Incredible advancements in artificial intelligence (AI) have recently paved the way for the use of AI in healthcare settings. Implementation of AI has the potential to address worker shortages in the medical field, lead to discovery of new drugs, or improve diagnoses (Bajwa et al., 2021). A writer for the American Medical Association, Benji Feldheim applauds AI for restoring the “human side” in medicine. For example, AI scribes in particular ease the documentation burden doctors face—reducing burnout and improving doctors’ interactions with patients as a result (Feldheim, 2025). Another example is the AI model developed by Shmatko et al. (2025), known as Delphi-2M, which is capable of accurately predicting a patient’s next 20 years of disease burden (i.e., what diseases they would contract and when). Evidently, AI is a very promising technology already capable of improving lives, however, there are reasons to be skeptical. While these advances are promising, these uses of AI also raise concerns about fairness and clinical safety. After a brief synopsis of Shmatko et al.’s Delphi-2M, I evaluate the ethical ramifications of AI-powered diagnoses and related clinical tools.

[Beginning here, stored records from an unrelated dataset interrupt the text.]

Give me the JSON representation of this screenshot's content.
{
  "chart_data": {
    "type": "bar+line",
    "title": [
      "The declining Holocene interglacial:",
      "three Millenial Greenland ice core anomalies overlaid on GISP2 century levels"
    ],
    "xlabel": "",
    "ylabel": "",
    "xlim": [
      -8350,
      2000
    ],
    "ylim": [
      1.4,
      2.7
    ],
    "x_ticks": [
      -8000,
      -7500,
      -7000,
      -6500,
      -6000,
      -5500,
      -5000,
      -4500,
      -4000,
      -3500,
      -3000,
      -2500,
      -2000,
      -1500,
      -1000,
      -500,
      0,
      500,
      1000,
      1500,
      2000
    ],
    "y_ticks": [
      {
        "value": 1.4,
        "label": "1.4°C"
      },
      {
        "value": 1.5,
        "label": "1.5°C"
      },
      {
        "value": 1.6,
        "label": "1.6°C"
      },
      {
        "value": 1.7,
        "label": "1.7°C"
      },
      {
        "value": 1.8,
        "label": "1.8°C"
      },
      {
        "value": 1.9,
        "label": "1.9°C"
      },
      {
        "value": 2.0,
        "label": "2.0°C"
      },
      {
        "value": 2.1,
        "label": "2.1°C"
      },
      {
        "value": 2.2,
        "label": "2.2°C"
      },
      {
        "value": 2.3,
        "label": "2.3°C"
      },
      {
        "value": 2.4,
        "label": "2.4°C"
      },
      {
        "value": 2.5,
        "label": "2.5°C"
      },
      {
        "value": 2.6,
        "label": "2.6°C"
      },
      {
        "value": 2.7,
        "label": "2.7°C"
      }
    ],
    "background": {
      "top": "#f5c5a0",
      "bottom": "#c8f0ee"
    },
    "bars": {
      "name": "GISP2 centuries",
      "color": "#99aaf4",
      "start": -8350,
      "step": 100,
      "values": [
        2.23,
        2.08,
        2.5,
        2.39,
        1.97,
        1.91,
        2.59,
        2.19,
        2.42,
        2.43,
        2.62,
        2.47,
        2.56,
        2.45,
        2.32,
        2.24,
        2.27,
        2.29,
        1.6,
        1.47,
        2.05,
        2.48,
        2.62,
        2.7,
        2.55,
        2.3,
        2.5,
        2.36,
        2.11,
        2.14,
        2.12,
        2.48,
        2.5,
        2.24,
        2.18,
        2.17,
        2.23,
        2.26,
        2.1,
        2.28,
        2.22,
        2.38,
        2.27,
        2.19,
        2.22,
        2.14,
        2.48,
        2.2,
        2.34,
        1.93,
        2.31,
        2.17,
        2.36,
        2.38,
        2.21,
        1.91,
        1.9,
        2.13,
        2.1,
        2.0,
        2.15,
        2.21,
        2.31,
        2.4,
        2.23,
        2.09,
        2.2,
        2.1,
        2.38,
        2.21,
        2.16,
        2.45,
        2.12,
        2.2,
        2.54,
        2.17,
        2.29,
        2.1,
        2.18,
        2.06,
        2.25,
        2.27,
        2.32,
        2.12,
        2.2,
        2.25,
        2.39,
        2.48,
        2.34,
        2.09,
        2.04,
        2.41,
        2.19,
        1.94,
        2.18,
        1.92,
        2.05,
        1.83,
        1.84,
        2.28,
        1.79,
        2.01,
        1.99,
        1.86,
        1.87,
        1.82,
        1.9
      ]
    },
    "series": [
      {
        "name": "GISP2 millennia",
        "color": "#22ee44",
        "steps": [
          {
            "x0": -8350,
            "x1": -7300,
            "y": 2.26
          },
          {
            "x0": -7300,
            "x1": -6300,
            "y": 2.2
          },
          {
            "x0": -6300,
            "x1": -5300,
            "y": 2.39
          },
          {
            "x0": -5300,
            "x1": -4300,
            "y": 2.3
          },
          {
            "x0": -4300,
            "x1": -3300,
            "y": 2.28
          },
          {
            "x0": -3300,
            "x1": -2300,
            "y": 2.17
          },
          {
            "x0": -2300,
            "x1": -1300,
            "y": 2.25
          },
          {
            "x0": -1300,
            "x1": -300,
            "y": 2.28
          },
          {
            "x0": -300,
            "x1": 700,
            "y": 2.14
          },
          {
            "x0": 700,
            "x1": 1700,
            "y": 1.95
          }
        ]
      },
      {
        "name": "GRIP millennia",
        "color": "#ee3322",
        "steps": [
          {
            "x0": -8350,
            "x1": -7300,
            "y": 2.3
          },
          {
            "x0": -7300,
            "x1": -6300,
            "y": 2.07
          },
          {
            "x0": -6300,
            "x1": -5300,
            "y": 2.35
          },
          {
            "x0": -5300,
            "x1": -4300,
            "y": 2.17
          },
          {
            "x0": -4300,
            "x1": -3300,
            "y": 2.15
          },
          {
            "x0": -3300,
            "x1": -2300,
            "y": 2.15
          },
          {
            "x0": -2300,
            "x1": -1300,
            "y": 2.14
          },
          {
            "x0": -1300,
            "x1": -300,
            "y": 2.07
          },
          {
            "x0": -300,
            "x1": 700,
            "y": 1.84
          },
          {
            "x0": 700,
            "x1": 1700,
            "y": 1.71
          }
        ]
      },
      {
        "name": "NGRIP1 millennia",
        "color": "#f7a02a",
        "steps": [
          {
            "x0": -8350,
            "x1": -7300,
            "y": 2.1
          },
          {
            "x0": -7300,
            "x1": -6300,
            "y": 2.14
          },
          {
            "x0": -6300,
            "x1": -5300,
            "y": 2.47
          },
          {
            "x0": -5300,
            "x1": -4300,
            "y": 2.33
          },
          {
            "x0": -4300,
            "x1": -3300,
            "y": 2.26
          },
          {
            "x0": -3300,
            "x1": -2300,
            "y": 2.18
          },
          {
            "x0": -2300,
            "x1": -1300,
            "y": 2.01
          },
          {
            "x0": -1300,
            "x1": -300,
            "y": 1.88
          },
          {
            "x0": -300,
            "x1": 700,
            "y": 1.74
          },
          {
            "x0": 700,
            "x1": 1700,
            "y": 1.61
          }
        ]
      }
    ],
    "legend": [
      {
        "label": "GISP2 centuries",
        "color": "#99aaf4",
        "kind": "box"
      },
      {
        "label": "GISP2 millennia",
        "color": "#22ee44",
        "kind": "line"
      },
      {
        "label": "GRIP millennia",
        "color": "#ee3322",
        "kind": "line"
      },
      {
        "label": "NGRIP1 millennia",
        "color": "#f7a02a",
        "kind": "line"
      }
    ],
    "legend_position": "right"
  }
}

Delphi-2M is an AI model trained on over 400,000 patient histories from a UK database to forecast an individual’s 20-year disease trajectory. Similar to chatbots like ChatGPT, Delphi-2M is a large language model (LLM), a type of AI that can recognize and reproduce patterns from large amounts of data. Similar to how chatbots pick up on what words are likely to appear with other words in order to form sentences, Delphi-2M learns from its vast training set of medical records to predict a patient’s disease trajectory from realworld patterns. As Yonghui Wu puts it in her summary of Shmatko et al.’s work, it’s just how becoming a smoker may be followed by a future diagnosis of lung cancer—these are patterns Delphi-2M recognize. To do this, Delphi-2M is fed “tokens” that link diseases or health factors to specific times in a person’s life, like chickenpox at age 2 or smoking at age 41 (Figure 1). Then, Delphi-2M outputs new tokens that predict what diseases and when they will occur in an individual’s life, like the onset of respiratory disorders at age 71 as a result of smoking. Delphi-2M, after being trained, was tested by predicting the medical histories of 1.9 million patients not included in the original training set. Shmatko et al. demonstrate this AI to have great success in accurately predicting disease trajectory, as it partially predicts patterns in individuals’ diagnoses in 97% of cases.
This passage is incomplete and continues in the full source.